Uptime is another major concern: If connections go down and a store can't accept credit cards for any extended period, the lost sales can be devastating, particularly in the busiest periods of the year such as the run-up to Christmas. And flexibility is important as stores can increase their workforce by as much as 300% during those busy periods.

Increasingly, retailers are using WiFi, both internally and for their customers. In April of this year, EarthLink launched its new Secure WiFi service featuring a Wireless Intrusion Protection System. The service lets a large retailer with multiple locations deploy and manage both public and private wireless networks so they can support mobile point-of-sale applications and give employees access to corporate training, applications, product, and inventory information and provide customers WiFi for their mobile devices and social media.

"Increasingly, retailers need WiFi for their customers for competitive reasons, but it's another overhead cost for them," Toplisek says. "By offering analytics on customer usage, we can help them pay for it."

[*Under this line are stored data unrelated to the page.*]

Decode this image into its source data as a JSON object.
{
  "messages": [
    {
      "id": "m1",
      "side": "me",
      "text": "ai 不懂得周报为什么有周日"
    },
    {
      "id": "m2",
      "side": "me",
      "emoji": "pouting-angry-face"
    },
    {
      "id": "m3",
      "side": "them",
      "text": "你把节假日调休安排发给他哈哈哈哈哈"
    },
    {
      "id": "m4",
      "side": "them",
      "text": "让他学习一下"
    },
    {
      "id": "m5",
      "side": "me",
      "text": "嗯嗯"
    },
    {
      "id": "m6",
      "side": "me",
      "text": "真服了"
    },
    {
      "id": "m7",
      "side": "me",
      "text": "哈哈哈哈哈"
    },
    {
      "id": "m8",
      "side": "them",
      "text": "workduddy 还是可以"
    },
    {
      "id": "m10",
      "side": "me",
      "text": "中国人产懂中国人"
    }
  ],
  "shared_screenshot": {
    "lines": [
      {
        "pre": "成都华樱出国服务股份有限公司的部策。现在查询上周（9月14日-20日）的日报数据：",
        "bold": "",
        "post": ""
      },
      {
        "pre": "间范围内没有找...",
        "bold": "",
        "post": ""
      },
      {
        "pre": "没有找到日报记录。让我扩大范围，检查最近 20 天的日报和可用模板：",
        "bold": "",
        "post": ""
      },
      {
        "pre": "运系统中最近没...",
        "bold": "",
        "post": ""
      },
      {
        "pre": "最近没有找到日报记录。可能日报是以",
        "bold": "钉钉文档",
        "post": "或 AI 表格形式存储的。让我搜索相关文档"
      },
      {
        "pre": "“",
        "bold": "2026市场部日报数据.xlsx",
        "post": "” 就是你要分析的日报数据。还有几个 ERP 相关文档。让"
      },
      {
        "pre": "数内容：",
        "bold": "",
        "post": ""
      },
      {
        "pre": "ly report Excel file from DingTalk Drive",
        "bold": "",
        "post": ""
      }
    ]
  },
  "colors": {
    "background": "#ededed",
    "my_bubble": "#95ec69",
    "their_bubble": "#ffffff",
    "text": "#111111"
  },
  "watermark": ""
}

He cites a large national tire chain that realized consumers would go elsewhere if they couldn't get wireless access while their tires were being installed. EarthLink gave them a way to keep the public and private WiFi networks separate and, by offering consumers the option of signing into the public WiFi via social media, the chance for the retailer to then gather and analyze data on those customers. Retailers can learn things such as how often consumers are checking out the competition and other prices while shopping.

"It gives them intelligence into what people are looking at so they can better target their offers," Toplisek says. "It's essentially a way they can pay for the WiFi network."

As EarthLink looks to expand the multi-location strategy to other verticals, the company will develop products specific to other industries' needs, and will once again look for companies that have many different smaller sites to serve.

"In healthcare, for example, we won't target the big hospitals but we will go for the doc-in-a-box type clinics," Toplisek says. "In finance, we'll go for the smaller retail banking or investment firms."

At this week's Metaswitch Forum 2014 in New Orleans, Toplisek highlighted EarthLink's value to one of its retail customers, the Ciao Bella gelato company. EarthLink moved that company's entire IT operations into the cloud, hosting its data and apps in its New Jersey data centers, to save the company money and headaches and to reduce outages. Three weeks after the cutover, Hurricane Sandy hit, and Ciao Bella's headquarters building lost power.

"If they hadn't moved to our cloud, they would have been out of business for two weeks," Toplisek says.